İngiltere'de ırkçı nefrete karşı binlerce insan meydanlara indi!

İngiltere'nin Southport kasabasında geçen hafta üç kız çocuğunun bıçaklı bir saldırıda hayatını kaybetmesinin ardından aşırı sağcı grupların başlattığı şiddet eylemlerinin ardından, karşıt gruplar ülkenin farklı şehirlerinde sokaklara çıktı.

Çarşamba akşamı, aşırı sağcıların 30 civarında bölgede 100’den fazla eylem planlandığı haberleri üzerine ırkçılık karşıtı binlerce kişi gösteriler düzenledi.

Aralarında başkent Londra’nın kuzeyi, Bristol ve Newcastle gibi kentlerin de bulunduğu göç karşıtlarının eylem yapmasının beklendiği noktalarda yapılan karşıt eylemler genel anlamda barışçıl geçti.

Kuzey Londra’daki Walthamstow semtinde yapılan eylemde “Sokaklar bizim”, “Mülteciler burada hoş karşılanır” sloganları atılırken, “Aşırı sağı ez” yazılı pankartlar taşındı.

Bu arada Bristol kentinde de 1500 dolayında aşırı sağ karşıtı eylemci sokaklardaydı. Kent sokakları sendikacılar, faşizm karşıtları ve siyah ve Asyalı toplulukların üyeleriyle doldu.

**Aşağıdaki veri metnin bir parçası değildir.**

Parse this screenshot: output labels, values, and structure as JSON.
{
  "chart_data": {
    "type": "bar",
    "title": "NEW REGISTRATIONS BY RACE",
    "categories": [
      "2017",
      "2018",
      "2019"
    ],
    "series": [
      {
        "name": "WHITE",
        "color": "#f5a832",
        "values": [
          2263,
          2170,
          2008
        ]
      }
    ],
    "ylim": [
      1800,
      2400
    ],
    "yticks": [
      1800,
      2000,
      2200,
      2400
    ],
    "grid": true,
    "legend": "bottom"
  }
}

Brighton kentinde, bir göçmenlik avukatının ofisinin bulunduğna inandıkları binanın önünde sekiz aşırı sağcı protestocu toplandı.

Aşırı sağcıların etrafı binden fazla karşıt protestocu tarafından sarılınca polis koruması eşliğinde bir binaya sığınmak zorunda kaldılar.

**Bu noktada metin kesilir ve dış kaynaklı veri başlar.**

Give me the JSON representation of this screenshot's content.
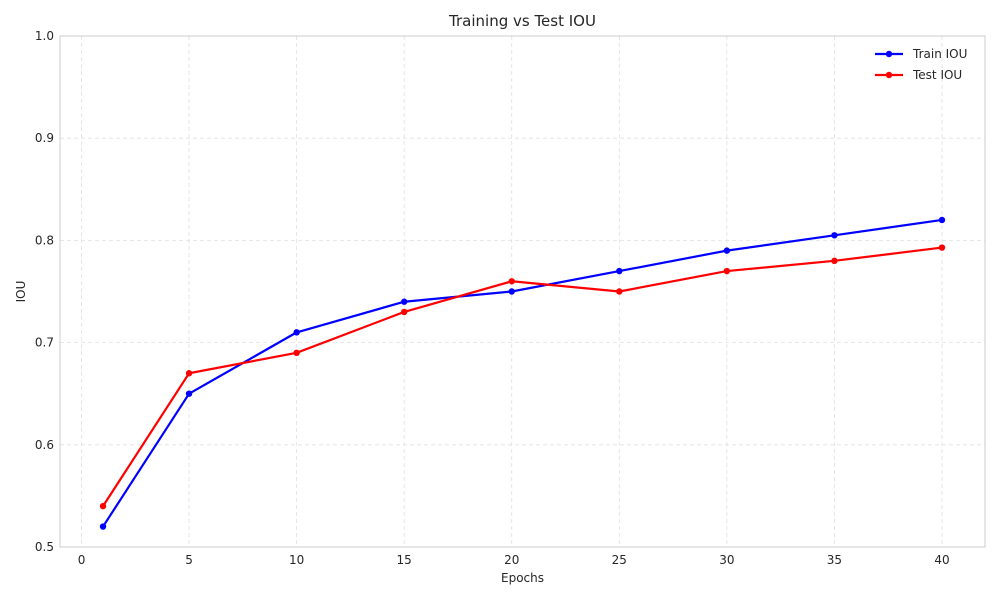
{
  "chart_data": {
    "type": "line",
    "title": "Training vs Test IOU",
    "xlabel": "Epochs",
    "ylabel": "IOU",
    "xlim": [
      -1,
      42
    ],
    "ylim": [
      0.5,
      1.0
    ],
    "xticks": [
      0,
      5,
      10,
      15,
      20,
      25,
      30,
      35,
      40
    ],
    "yticks": [
      0.5,
      0.6,
      0.7,
      0.8,
      0.9,
      1.0
    ],
    "xtick_labels": [
      "0",
      "5",
      "10",
      "15",
      "20",
      "25",
      "30",
      "35",
      "40"
    ],
    "ytick_labels": [
      "0.5",
      "0.6",
      "0.7",
      "0.8",
      "0.9",
      "1.0"
    ],
    "grid": true,
    "legend_position": "top-right",
    "x": [
      1,
      5,
      10,
      15,
      20,
      25,
      30,
      35,
      40
    ],
    "series": [
      {
        "name": "Train IOU",
        "color": "#0000ff",
        "values": [
          0.52,
          0.65,
          0.71,
          0.74,
          0.75,
          0.77,
          0.79,
          0.805,
          0.82
        ]
      },
      {
        "name": "Test IOU",
        "color": "#ff0000",
        "values": [
          0.54,
          0.67,
          0.69,
          0.73,
          0.76,
          0.75,
          0.77,
          0.78,
          0.793
        ]
      }
    ]
  }
}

Newcastle kentinde de çoğunluğu Müslüman 500 dolayında karşı eylemci hedef alınacağı belirtilen bir göçmenlik hizmetleri işletmesinin önünde toplandı.

Kalabalağın büyük kısmı daha sonra dağıldı.

Southampton kentinde 300 ila 400 ırkçılık karşıtı “Irkçılar evine”, “Irkçılığın sokaklarımızda yeri yok” sloganları attı.

Bölgeye 10 kadar göç karşıtı eylemci de gelirken, polis iki grubu ayrı tuttu.

Mültecilerin kaldığı bir otele aşırı sağcı bir grubun saldırdığı Tamworth’te ise olası eylem noktalarından birinde 30 ila 40 göçmen karşıtı toplandı.

Göçmenlik avukatları hedef alınıyor

Hükümet, göçmenlerle çalışan avukatların isim ve adreslerini içerdiği iddia edilen bir listenin internette yayılmasının ardından sosyal medya platformlarının “çok daha fazlasını yapması gerektiğini” söyledi.

İlk olarak Telegram adlı mesajlaşma uygulamasında “daha fazla göçe hayır” mesajıyla birlikte paylaşılan bu liste şimdi başka platformlarda da paylaşılıyor.

BBC’ye konuşan avukatlar, polisin evden çalışmalarını, ofis pencerelerini kapatmalarını ve ateşe dayanıklı posta kutuları kullanmalarını tavsiye ettiğini paylaştı.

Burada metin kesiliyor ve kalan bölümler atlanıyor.